Like many restaurants nowadays, the menu focuses on share plates, plus a section dedicated to the “Raw Bar” – think mostly raw seafood along with steak tartare, and another section for steak.
Our meal started with a few dishes from the Raw Bar part of the menu. This was the tuna tartare, with cucumber and a black garlic sea urchin dressing, and it was excellent – fresh, full of flavour and really pretty.
These oysters were served with a dressing of fermented chilli and lime granita. While I’m normally a lemon juice only oyster eater, I really enjoyed these, particularly the touch of spiciness and the icy granita.
Also very pretty was the cobia with nuoc cham, finger lime, avocado, and prawn crackers, although this was a little harder to share.
Our next few dishes were from the small dishes part of the menu.
First up were fried chicken bits with Cajun dipping sauce. Fried chicken is almost always a good time, and this was no exception.
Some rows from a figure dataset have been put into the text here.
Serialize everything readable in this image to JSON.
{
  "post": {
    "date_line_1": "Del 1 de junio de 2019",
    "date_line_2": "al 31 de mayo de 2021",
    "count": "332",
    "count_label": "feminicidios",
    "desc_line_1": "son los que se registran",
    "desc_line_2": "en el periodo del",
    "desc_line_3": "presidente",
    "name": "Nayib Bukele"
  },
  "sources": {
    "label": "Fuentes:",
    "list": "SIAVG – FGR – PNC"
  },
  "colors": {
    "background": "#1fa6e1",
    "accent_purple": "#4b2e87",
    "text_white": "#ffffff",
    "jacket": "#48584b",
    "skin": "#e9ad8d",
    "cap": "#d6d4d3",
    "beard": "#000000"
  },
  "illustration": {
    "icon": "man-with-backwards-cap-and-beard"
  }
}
These pots contained King crab “mac and cheese” – and yes, that’s a crab leg on top.
And after that comfort food we had this lovely salad of asparagus, quail egg, candied walnuts, and hollandaise.
On to the mains. First up was baby snapper, with mussels, clams, spring vegetables, and crustacean consomme. After dishes we had at the beginning, this seemed a little dull. Don’t get me wrong, it wasn’t bad, it just wasn’t particularly exciting.
The Robbins Island Wagyu flat iron was rather good though – cooked to a perfect medium rare and served with a pot of bearnaise sauce and pepper sauce.
The mains were accompanied with a pickled zucchini, goats cheese, frisee, pinenut salad and hand cut fries. Both were great – and it’s hard to say which one I preferred. Fries. Pickled vegetable. Tough choice.
That was it for the savouries, and it was soon followed up with dessert. The Violet crumble with chocolate aero, honeycomb, and violet ice cream looked super pretty, however we all found that the honeycomb stuck to our teeth really badly.
And finally, there were some mini choc tops to finish the meal.
Overall we enjoyed dinner although I must note that there was a DJ in the corner playing tunes the whole night, which gave the restaurant a clubby atmosphere but it did make it hard to hold a conversation. So if you’re after a quiet restaurant, this is not the place, however if you want a place that’s casual and still chic, and talking to your dining companions isn’t important, head on up to Dutchess.